The indicative is considered the “normal” mood. The one you use when you want to say something as straightforward and simple as el perro come carne (the dog eats meat). You aren’t wondering if the dog might want to eat meat or wishing that it does. You’re just saying it straight: the dog eats meat, period.
The indicative expresses the meaning of the verb as a reality. Facts are the indicative specialty, and this leads to the belief that it’s the “main” mood. But this subjunctive vs indicative debate is not about winning, it’s about the possibilities that each mood has to offer. Let’s explore some of them.
When to Use Subjunctive vs Indicative
1. Beliefs vs Doubts
Even though beliefs seem to be part of the realm of the uncertainty reserved for the subjunctive, in Spanish, positive beliefs are expressed using the indicative.
Yo creo que hoy gana el Real Madrid. – I believe Real Madrid will win today.
However, if that belief is negative, expresses uncertainty or doubt, then you have to use the subjunctive.
Yo no creo que hoy gane el Real Madrid. – I don’t believe Real Madrid will win today.
In the subjunctive vs indicative debate, positive beliefs go on the side of the indicative and doubt or negative beliefs on the side of the subjunctive.
2. One Verb vs Two Verbs
Again, this is not a black-and-white discussion, so it’s not as if the sentence has one verb you use one mood, and if it has two then you use the other one. It’s a bit more complicated than that. Let’s try to make it as simple as possible:
Use Indicative If…
– The sentence has only one verb.
Carlos juega fútbol. – Carlos plays football.
– The sentence has two verbs and both refer to the same person.
Carlos quiere jugar fútbol. – Carlos wants to play football.
– The sentence has two verbs and the first one expresses certainty; then use the indicative for the second verb, too.
Estoy seguro que Carlos juega fútbol. – I’m sure Carlos plays football.
Use Subjunctive If…
– In a sentence with two verbs, the first one expresses emotion and is separated from the second one by que, then the first verb is indicative and the second one is subjunctive.
Carlos quiere que Emilio juegue fútbol. – Carlos wants Emilio to play football.
– The sentence has two verbs and the first one expresses uncertainty; then use the subjunctive for the second verb.
No creo que Carlos juegue fútbol. – I don’t believe Carlos plays football.

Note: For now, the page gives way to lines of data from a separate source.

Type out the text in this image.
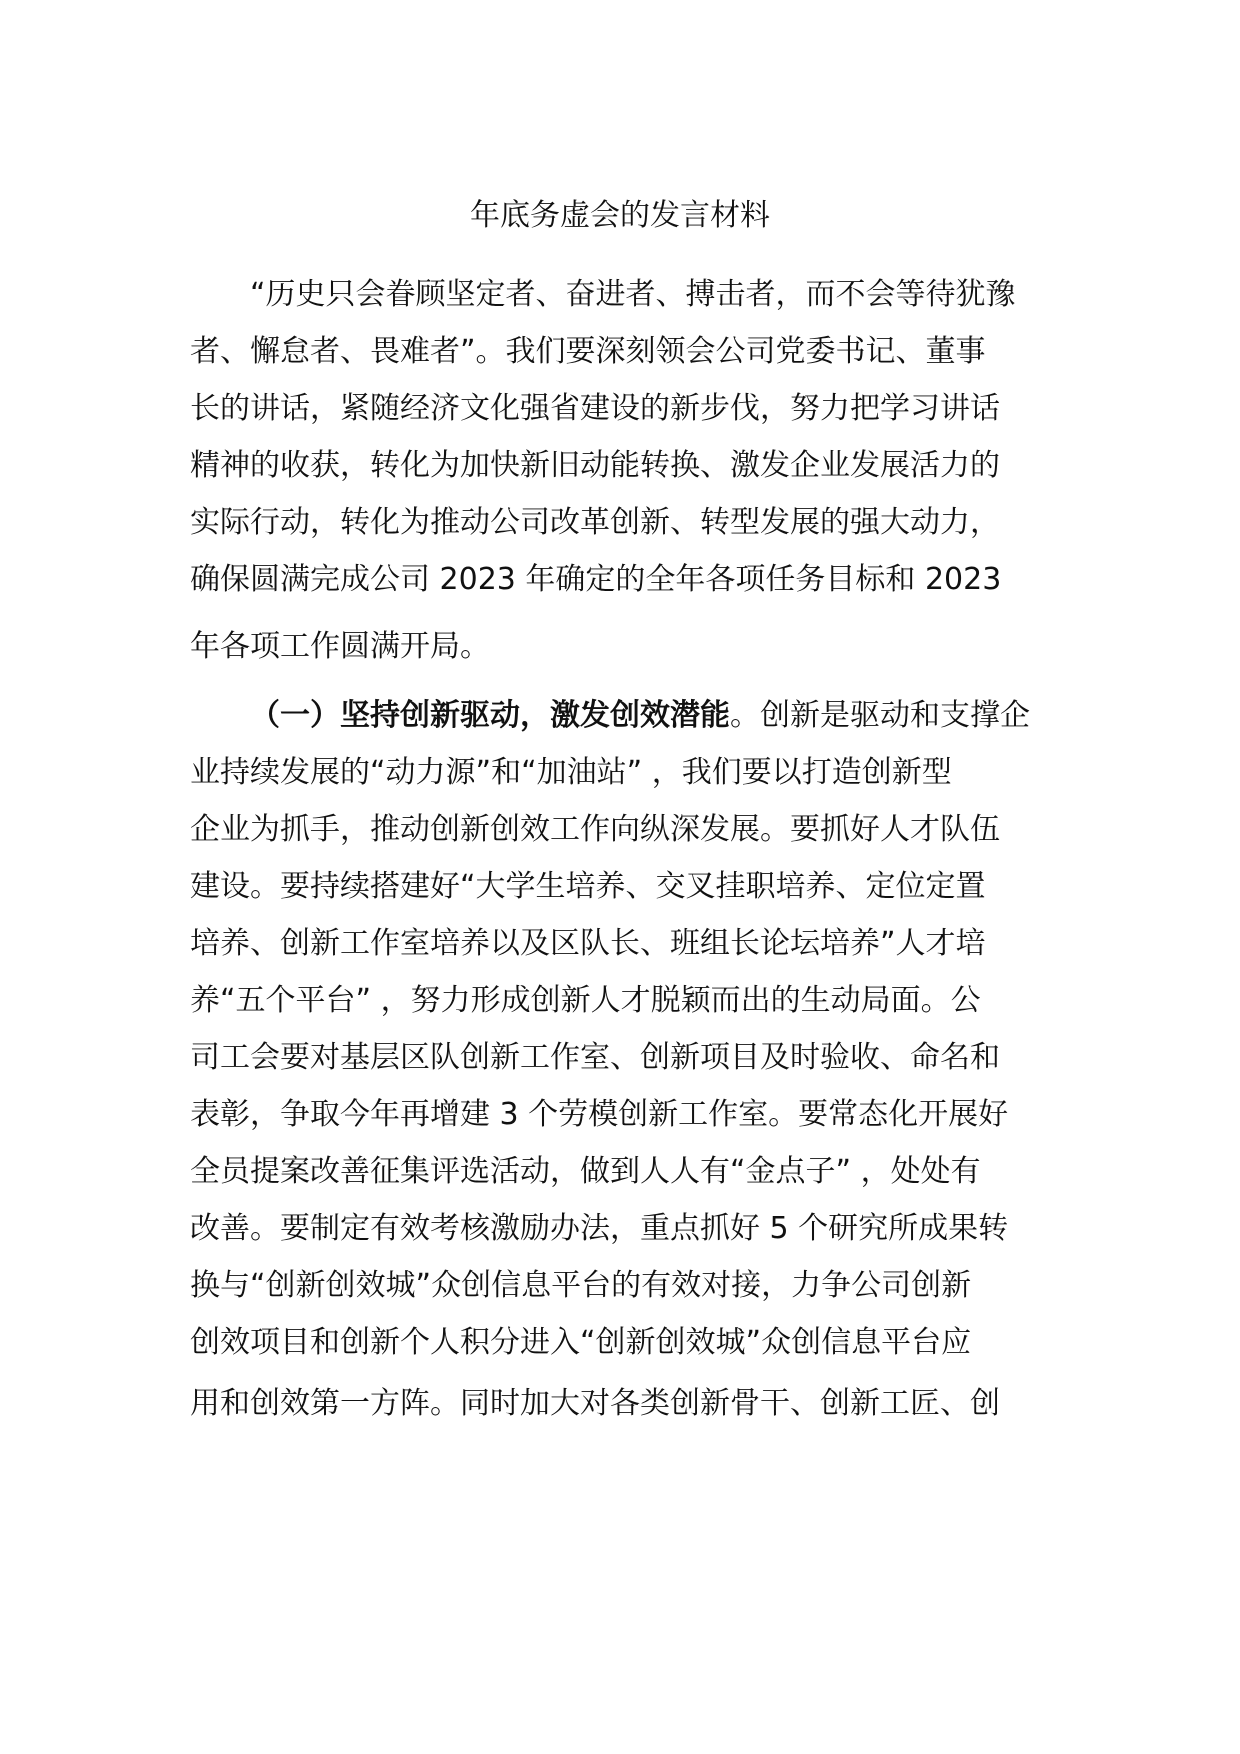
年底务虚会的发言材料
“历史只会眷顾坚定者、奋进者、搏击者，而不会等待犹豫
者、懈怠者、畏难者”。我们要深刻领会公司党委书记、董事
长的讲话，紧随经济文化强省建设的新步伐，努力把学习讲话
精神的收获，转化为加快新旧动能转换、激发企业发展活力的
实际行动，转化为推动公司改革创新、转型发展的强大动力，
确保圆满完成公司 2023 年确定的全年各项任务目标和 2023
年各项工作圆满开局。
（一）坚持创新驱动，激发创效潜能。创新是驱动和支撑企
业持续发展的“动力源”和“加油站” ，我们要以打造创新型
企业为抓手，推动创新创效工作向纵深发展。要抓好人才队伍
建设。要持续搭建好“大学生培养、交叉挂职培养、定位定置
培养、创新工作室培养以及区队长、班组长论坛培养”人才培
养“五个平台” ，努力形成创新人才脱颖而出的生动局面。公
司工会要对基层区队创新工作室、创新项目及时验收、命名和
表彰，争取今年再增建 3 个劳模创新工作室。要常态化开展好
全员提案改善征集评选活动，做到人人有“金点子” ，处处有
改善。要制定有效考核激励办法，重点抓好 5 个研究所成果转
换与“创新创效城”众创信息平台的有效对接，力争公司创新
创效项目和创新个人积分进入“创新创效城”众创信息平台应
用和创效第一方阵。同时加大对各类创新骨干、创新工匠、创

3. Certainty vs Uncertainty
If there’s anything certain about the subjunctive vs indicative discussion, this is it: certainty goes with the indicative mood and uncertainty with the subjunctive. Anytime you’re sure about something, use the indicative. If there’s room for doubt, then the subjunctive should be your choice.

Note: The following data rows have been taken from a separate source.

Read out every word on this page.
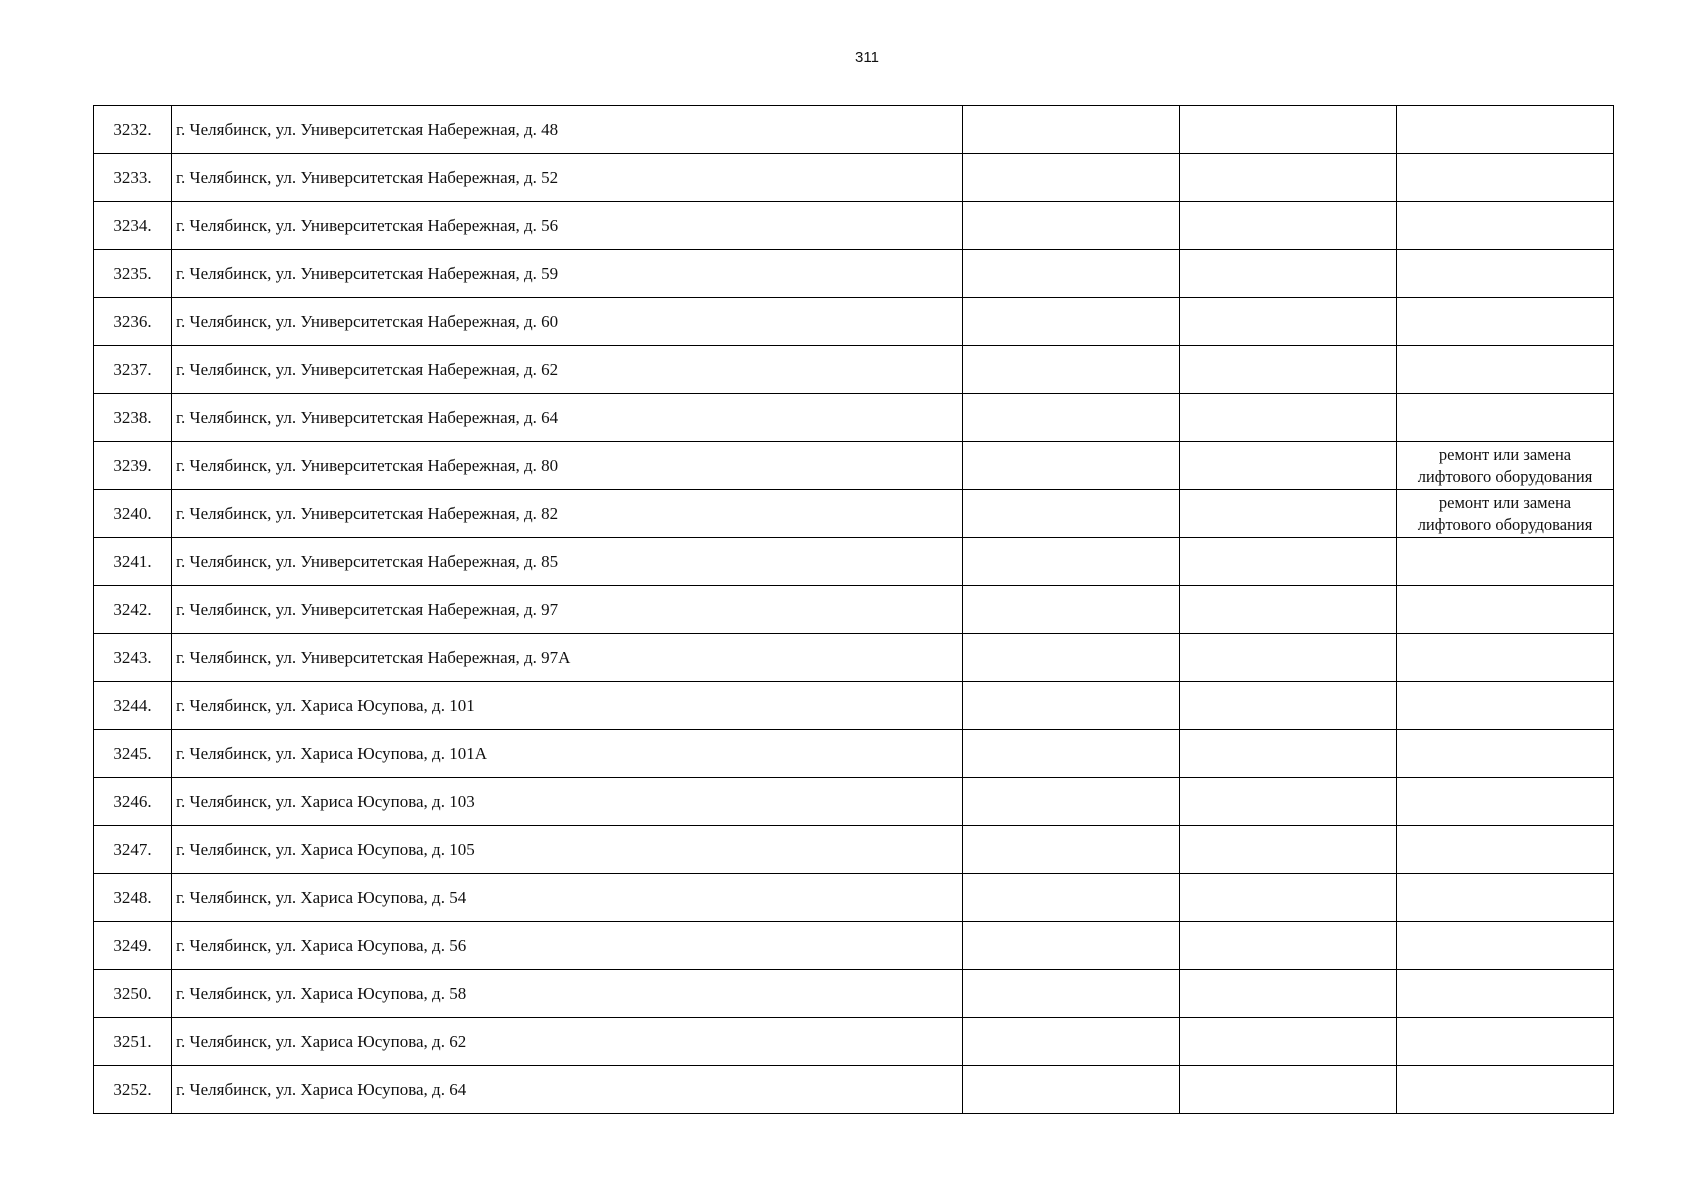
311
3232.	г. Челябинск, ул. Университетская Набережная, д. 48			
3233.	г. Челябинск, ул. Университетская Набережная, д. 52			
3234.	г. Челябинск, ул. Университетская Набережная, д. 56			
3235.	г. Челябинск, ул. Университетская Набережная, д. 59			
3236.	г. Челябинск, ул. Университетская Набережная, д. 60			
3237.	г. Челябинск, ул. Университетская Набережная, д. 62			
3238.	г. Челябинск, ул. Университетская Набережная, д. 64			
3239.	г. Челябинск, ул. Университетская Набережная, д. 80			ремонт или замена
лифтового оборудования

3240.	г. Челябинск, ул. Университетская Набережная, д. 82			ремонт или замена
лифтового оборудования

3241.	г. Челябинск, ул. Университетская Набережная, д. 85			
3242.	г. Челябинск, ул. Университетская Набережная, д. 97			
3243.	г. Челябинск, ул. Университетская Набережная, д. 97А			
3244.	г. Челябинск, ул. Хариса Юсупова, д. 101			
3245.	г. Челябинск, ул. Хариса Юсупова, д. 101А			
3246.	г. Челябинск, ул. Хариса Юсупова, д. 103			
3247.	г. Челябинск, ул. Хариса Юсупова, д. 105			
3248.	г. Челябинск, ул. Хариса Юсупова, д. 54			
3249.	г. Челябинск, ул. Хариса Юсупова, д. 56			
3250.	г. Челябинск, ул. Хариса Юсупова, д. 58			
3251.	г. Челябинск, ул. Хариса Юсупова, д. 62			
3252.	г. Челябинск, ул. Хариса Юсупова, д. 64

El abuelo de María es argentino. – María’s grandfather is Argentinian.
No sé si el abuelo de María sea argentino. – I don’t know if María’s grandfather is Argentinian.
4. Reality vs Imagination
By now, I’m sure you know which one goes on either side of the subjunctive vs indicative discussion. When you are dealing with realistic situations, you have to use the indicative; when the situation is imaginary, then the subjunctive is the mood to use.
Si estudias, aprobarás el examen. – If you study, you’ll pass the test.
In this example, I’m using the indicative even though there is a si clause. One would assume that si clauses would express uncertainty. Sometimes they do, sometimes they don’t. The truth is that the situation presented is realistic. If you study, you’ll pass. That’s not an imaginary situation, it’s a simple fact (although I accept that sometimes we can study and still fail tests).
Si estudiaras, aprobarías el examen. – If you studied, you would pass the test.
In this case, the sentence expresses the idea that this kid doesn’t study. Let’s say it’s his father talking; he knows his son doesn’t study and that’s why his expression is imaginary. He’s saying that if at any time his son wanted to study, he would pass the test, but the father knows that’s not the reality.
Subjunctive vs Indicative Conclusion
In the subjunctive vs indicative debate, sometimes it is not clear when you should use one or the other. Even native Spanish speakers can have problems with this issue. However, try using the few tips discussed above and you’ll be closer to mastering the tricky discussion of the subjunctive vs indicative in Spanish.